Through their business, Hazelwood Landscapes, they design, create and manage a wide range of wildlife friendly habitats. These range from wildflower meadows and wildlife ponds, to nest boxes and log piles. The landscaping projects they take on focus on garden designs and planting schemes that compliment wildlife gardens. This might include a patio beside a wildflower lawn, or a pergola for native climbers. They are “working with nature, for nature”, creating landscapes that are inviting to wildlife, and, most importantly, to their beloved butterflies. Their wildlife gardens are so inspiring they’ve even won awards, taking both ‘Best stand commercial’ and ‘Best in show’ for their display garden at the 2017 UK Birdfair.

The Butterfly Brothers won both ‘Best stand commercial’ and ‘Best in show’ for their display wildlife garden at 2017 UK Birdfair.

The Butterfly Brothers not only create wildlife friendly gardens themselves, they also help others to gain the skills necessary to do the same. The main way in which they do this is through workshops, held around the UK, in which they pass on their knowledge and expertise. These run regularly throughout the year and cover a wide range of topics. They’ve taught people how to make wildlife ponds, wildflower meadows and flowering lawns, plus nectar borders for butterflies, bees and moths. They’ve also run workshops on encouraging birds and bats into gardens, and on recycling garden waste into homes for wildlife.

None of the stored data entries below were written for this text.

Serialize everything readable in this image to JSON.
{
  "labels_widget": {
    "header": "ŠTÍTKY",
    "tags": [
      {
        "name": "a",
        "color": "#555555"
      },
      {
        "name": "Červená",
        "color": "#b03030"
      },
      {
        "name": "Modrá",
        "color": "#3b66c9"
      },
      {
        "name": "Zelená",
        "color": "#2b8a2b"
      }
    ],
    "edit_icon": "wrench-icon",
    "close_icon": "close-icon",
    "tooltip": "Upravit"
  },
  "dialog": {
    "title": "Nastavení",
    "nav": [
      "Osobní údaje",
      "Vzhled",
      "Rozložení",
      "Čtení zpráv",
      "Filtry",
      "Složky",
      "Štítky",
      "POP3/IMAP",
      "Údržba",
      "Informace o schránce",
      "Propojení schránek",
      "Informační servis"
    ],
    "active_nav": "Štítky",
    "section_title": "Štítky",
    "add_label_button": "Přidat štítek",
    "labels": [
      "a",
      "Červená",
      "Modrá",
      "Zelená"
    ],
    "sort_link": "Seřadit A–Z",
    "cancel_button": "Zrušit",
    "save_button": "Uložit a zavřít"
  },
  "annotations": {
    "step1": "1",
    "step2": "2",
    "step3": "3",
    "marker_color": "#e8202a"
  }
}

In addition to their workshops, they also inspire others to do their part for wildlife through their various social media platforms. Their YouTube channel, as well as containing lots of videos of butterflies, showcases projects from around the UK that they’ve worked on. These include a wildlife garden in North Cambridgeshire and a North Yorkshire Wildflower meadow, plus many more. They also share videos that show ways in which we can encourage wildlife to thrive in our own gardens, such as by planting buddleias and managing standing deadwood. In this video they demonstrate the creation of an urban wildlife garden in Chelmsford, Essex.

They are also active on Twitter, where they highlight issues relating to wildlife in the UK, and share those things that we can do in our own gardens to make a difference.

The brothers are such an inspiration that in May 2018 they were named as Ambassadors for Butterflies by Butterfly Conservation. They’ll now be working with the charity to create a better future for butterflies, moths, and all of the wildlife to be found across the UK. As part of this work they were invited to attend the reintroduction of the Chequered Skipper, a species of butterfly that has been extinct in England since 1976. This project was organised by Butterfly Conservation, and was made possible by Back from the Brink, whose work restoring the habitat within Rockingham Forest in Northamptonshire has provided a place where the species will hopefully thrive. Fifty butterflies, ten male and forty female, were chosen from up to five sites in Belgium where the habitat is similar to that in Rockingham Forest. They were released in a secret location in the forest on May 24th.

With people like the Butterfly Brothers working to improve habitats, and inspiring others to do the same, the glimmers of hope for the future of the UK’s butterflies are growing brighter. The importance of conserving and improving habitats in order to help out our wildlife is steadily becoming increasingly well known. We can all follow the examples of Jim and Joel Ashton, and make the world a place where all creatures can thrive.